Greg started firing wildly into the stores and cars. T
hat was it for me. I turned and ran as fast as my forty-one-year-old legs could carry me back to the ice cream parlor. I was near the broken window when Greg turned and sprayed a volley of bullets in my direction. I turned, drew my gun, and returned fire. With all the running and noise, we both missed. I watched in horror as three Red-Eyes - a small, blond female, a larger male with half his face torn off, and a larger male with a tattered policeman’s uniform - popped up and zeroed in on Greg. I turned and flew into the store as the first shots of Greg’s rifle began to echo off the walls.
I stumbled into Safety One out of breath. Ben was in a defensive position by the window. He ran over to prevent me from falling. “Behind the counter,” I gasped. “Now.”
We all got behind the stainless steel counter. It wasn’t much in the way of cover, but it was all we had. Ben peeked over the top, and I crouched and looked around the end. Ben put the doctor, who was cradling Amy, between us. We held our breath as we waited for someone or something to come through the broken storefront window. It turned out to be a couple of somethings.

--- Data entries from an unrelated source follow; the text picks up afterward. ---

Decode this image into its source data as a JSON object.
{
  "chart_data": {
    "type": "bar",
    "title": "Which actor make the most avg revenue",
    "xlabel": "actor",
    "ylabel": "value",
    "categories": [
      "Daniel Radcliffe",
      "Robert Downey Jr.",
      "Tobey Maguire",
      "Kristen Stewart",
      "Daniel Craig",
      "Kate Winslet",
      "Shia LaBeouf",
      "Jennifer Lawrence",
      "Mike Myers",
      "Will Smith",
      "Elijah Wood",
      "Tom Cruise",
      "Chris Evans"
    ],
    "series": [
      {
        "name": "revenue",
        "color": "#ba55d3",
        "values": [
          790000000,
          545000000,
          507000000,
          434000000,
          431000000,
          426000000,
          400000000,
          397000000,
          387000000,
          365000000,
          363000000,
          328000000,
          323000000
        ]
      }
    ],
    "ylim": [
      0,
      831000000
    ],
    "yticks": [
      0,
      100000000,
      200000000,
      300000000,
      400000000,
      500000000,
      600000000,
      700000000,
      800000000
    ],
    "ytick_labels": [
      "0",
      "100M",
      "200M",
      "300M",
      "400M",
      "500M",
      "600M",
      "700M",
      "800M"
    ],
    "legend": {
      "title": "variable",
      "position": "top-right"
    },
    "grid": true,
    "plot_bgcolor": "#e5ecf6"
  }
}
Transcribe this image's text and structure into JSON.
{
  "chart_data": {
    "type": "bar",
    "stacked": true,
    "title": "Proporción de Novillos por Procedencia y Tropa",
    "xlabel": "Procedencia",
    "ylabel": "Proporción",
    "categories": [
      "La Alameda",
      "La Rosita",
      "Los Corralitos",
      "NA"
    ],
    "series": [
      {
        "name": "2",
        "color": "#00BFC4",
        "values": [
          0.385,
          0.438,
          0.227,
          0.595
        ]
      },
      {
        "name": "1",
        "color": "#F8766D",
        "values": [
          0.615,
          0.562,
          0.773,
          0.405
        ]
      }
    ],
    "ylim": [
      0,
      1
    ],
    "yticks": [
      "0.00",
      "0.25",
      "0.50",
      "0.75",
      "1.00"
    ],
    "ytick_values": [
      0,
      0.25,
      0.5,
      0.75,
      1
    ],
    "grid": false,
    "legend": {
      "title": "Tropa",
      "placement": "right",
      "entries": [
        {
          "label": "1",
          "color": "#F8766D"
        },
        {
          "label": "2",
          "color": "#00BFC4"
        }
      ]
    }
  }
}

It was the trio of deadheads from the parking lot. The two smaller Red-Eyes bounded into the ice cream parlor with their noses in the air, trying to catch a scent. The big ex-policeman hung back, watching the scene. After a few minutes of sniffing, the blond female and the small male looked back at their large companion. He waved his hand to direct them into the store to take a closer look. He was the leader. I was dumbfounded. The zombies really were getting smarter. The two young ones cautiously walked into Safety One, sniffing the air as they walked. The leader stayed outside, letting his subordinates do the dangerous work. They came in deeper, looking, sniffing, and cocking their heads to hear any sounds. The female turned over a table, and it made a scraping noise against the dirty floor. As they came closer, the overwhelming stench of death washed over me.
Don’t make a noise. I glanced at Ben and the doctor. They were frozen in fear. The doctor was holding Amy in her arms, but I could see her big, five-year-old eyes. They were watery. Just stay quiet, Amy. Maybe they’ll go away. I stared at Amy, and tried to will her to be quiet. She was holding her own, but she was beginning to cry. Don’t cry Amy. Please don’t cry. They’ll hear us.